Cannabis marketplace Wikileaf is preparing to go public next week.
The Seattle-based startup will become one of just a handful of cannabis stocks when it’s listed on the Canadian Securities Exchange (CSE). Wikileaf, which offers customers price comparisons on local medicinal and recreational marijuana, won’t go through a traditional IPO. Instead, the company will go public through a reverse takeover, or RTO, via a merger with investment firm Kona Capital.
“This public listing marks a significant milestone for both Wikileaf and the industry as a whole,” founder and CEO Dan Nelson told Observer. He went on to note that tech companies “are a vastly underrepresented asset within the publicly-traded cannabis sector,” which makes Wikileaf’s public debut a trailblazer for similar startups. “Wikileaf will be able to provide investors with value outside of traditional licensed producers.”
The move will provide the company with $6.8 million CAD ($5.1 million USD) “to further build out the platform and make key strategic hires.” The figure will follow the $6.8 million CAD funding round Wikileaf closed in May.
As the legal cannabis industry grows thanks to legalization efforts, the global industry is expected to hit $66.3 billion by the end of 2025, with up-and-coming companies all hoping for their own piece of that pie.
Wikileaf currently hosts more than 3,800 listings, consisting of legal recreational dispensaries, medical dispensaries and cannabis brands from across the U.S. and Canada. Earlier this year, the company launched updated versions of its web and app platforms.
Following the public debut, Nelson said Wikileaf will expand operations in the U.S, including the opening of satellite offices in “areas with high dispensary densities” like Southern California, as well as emerging markets like Oklahoma.
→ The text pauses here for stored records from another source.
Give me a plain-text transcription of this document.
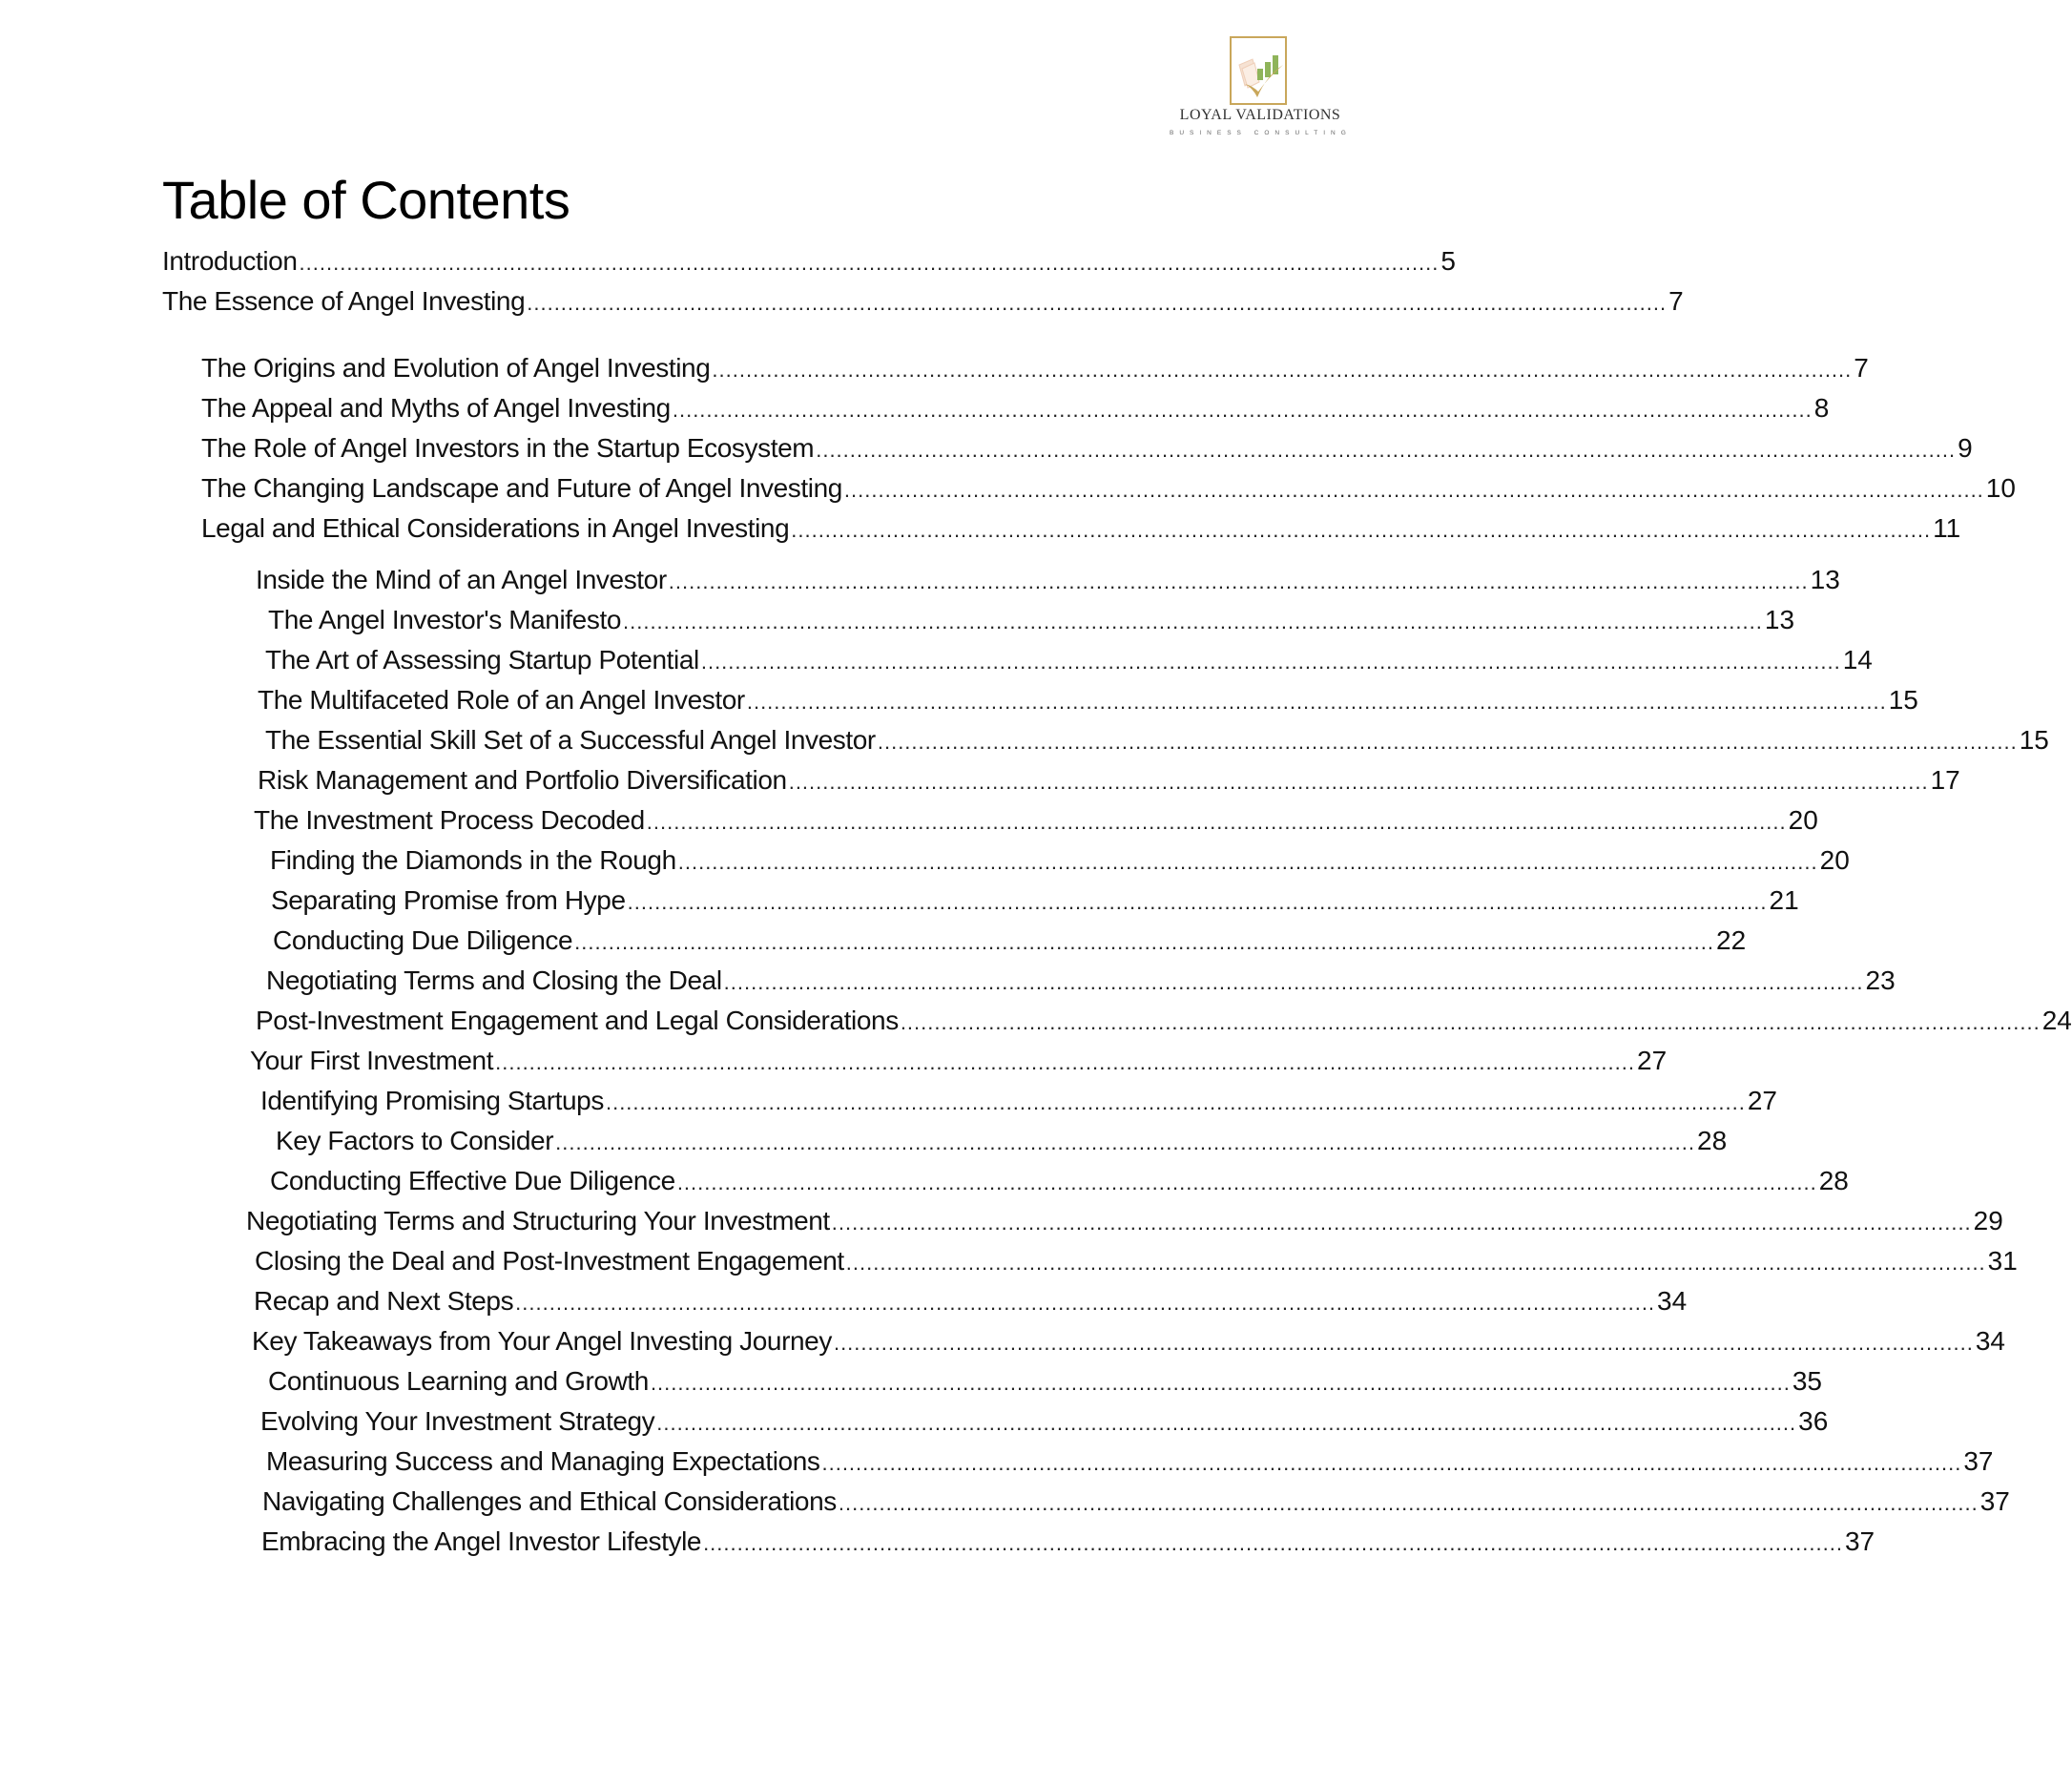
LOYAL VALIDATIONS
BUSINESS CONSULTING
Table of Contents
Introduction ........................................................................................................................................................................ 5
The Essence of Angel Investing ........................................................................................................................................................................ 7
The Origins and Evolution of Angel Investing ........................................................................................................................................................................ 7
The Appeal and Myths of Angel Investing ........................................................................................................................................................................ 8
The Role of Angel Investors in the Startup Ecosystem ........................................................................................................................................................................ 9
The Changing Landscape and Future of Angel Investing ........................................................................................................................................................................ 10
Legal and Ethical Considerations in Angel Investing ........................................................................................................................................................................ 11
Inside the Mind of an Angel Investor ........................................................................................................................................................................ 13
The Angel Investor's Manifesto ........................................................................................................................................................................ 13
The Art of Assessing Startup Potential ........................................................................................................................................................................ 14
The Multifaceted Role of an Angel Investor ........................................................................................................................................................................ 15
The Essential Skill Set of a Successful Angel Investor ........................................................................................................................................................................ 15
Risk Management and Portfolio Diversification ........................................................................................................................................................................ 17
The Investment Process Decoded ........................................................................................................................................................................ 20
Finding the Diamonds in the Rough ........................................................................................................................................................................ 20
Separating Promise from Hype ........................................................................................................................................................................ 21
Conducting Due Diligence ........................................................................................................................................................................ 22
Negotiating Terms and Closing the Deal ........................................................................................................................................................................ 23
Post-Investment Engagement and Legal Considerations ........................................................................................................................................................................ 24
Your First Investment ........................................................................................................................................................................ 27
Identifying Promising Startups ........................................................................................................................................................................ 27
Key Factors to Consider ........................................................................................................................................................................ 28
Conducting Effective Due Diligence ........................................................................................................................................................................ 28
Negotiating Terms and Structuring Your Investment ........................................................................................................................................................................ 29
Closing the Deal and Post-Investment Engagement ........................................................................................................................................................................ 31
Recap and Next Steps ........................................................................................................................................................................ 34
Key Takeaways from Your Angel Investing Journey ........................................................................................................................................................................ 34
Continuous Learning and Growth ........................................................................................................................................................................ 35
Evolving Your Investment Strategy ........................................................................................................................................................................ 36
Measuring Success and Managing Expectations ........................................................................................................................................................................ 37
Navigating Challenges and Ethical Considerations ........................................................................................................................................................................ 37
Embracing the Angel Investor Lifestyle ........................................................................................................................................................................ 37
Nelson went on to say that the company will also be adding new product pages in the coming months, allowing consumers to find their favorite cannabis products in nearby dispensaries.
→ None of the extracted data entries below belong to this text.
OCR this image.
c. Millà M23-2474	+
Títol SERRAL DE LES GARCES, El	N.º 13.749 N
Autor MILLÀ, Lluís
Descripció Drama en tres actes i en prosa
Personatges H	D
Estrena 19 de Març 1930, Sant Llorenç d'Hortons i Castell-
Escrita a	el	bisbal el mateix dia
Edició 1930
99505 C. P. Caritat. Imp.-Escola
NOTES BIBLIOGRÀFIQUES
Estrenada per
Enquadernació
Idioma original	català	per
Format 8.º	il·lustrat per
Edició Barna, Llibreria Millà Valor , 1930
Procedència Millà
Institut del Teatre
Last month, the company joined Weemaps in banning unlicensed businesses from its platform, shortly before announcing its RTO. Following complaints from state-regulated businesses, Wikileaf agreed to take down the black market players that were directly competing for customers on its site.
Nelson said that, at the time, it was the preparation for Wikileaf’s CSE debut, along with cannabis partners’ concerns, which prompted the company “to pull the trigger” and de-list illegitimate dispensaries.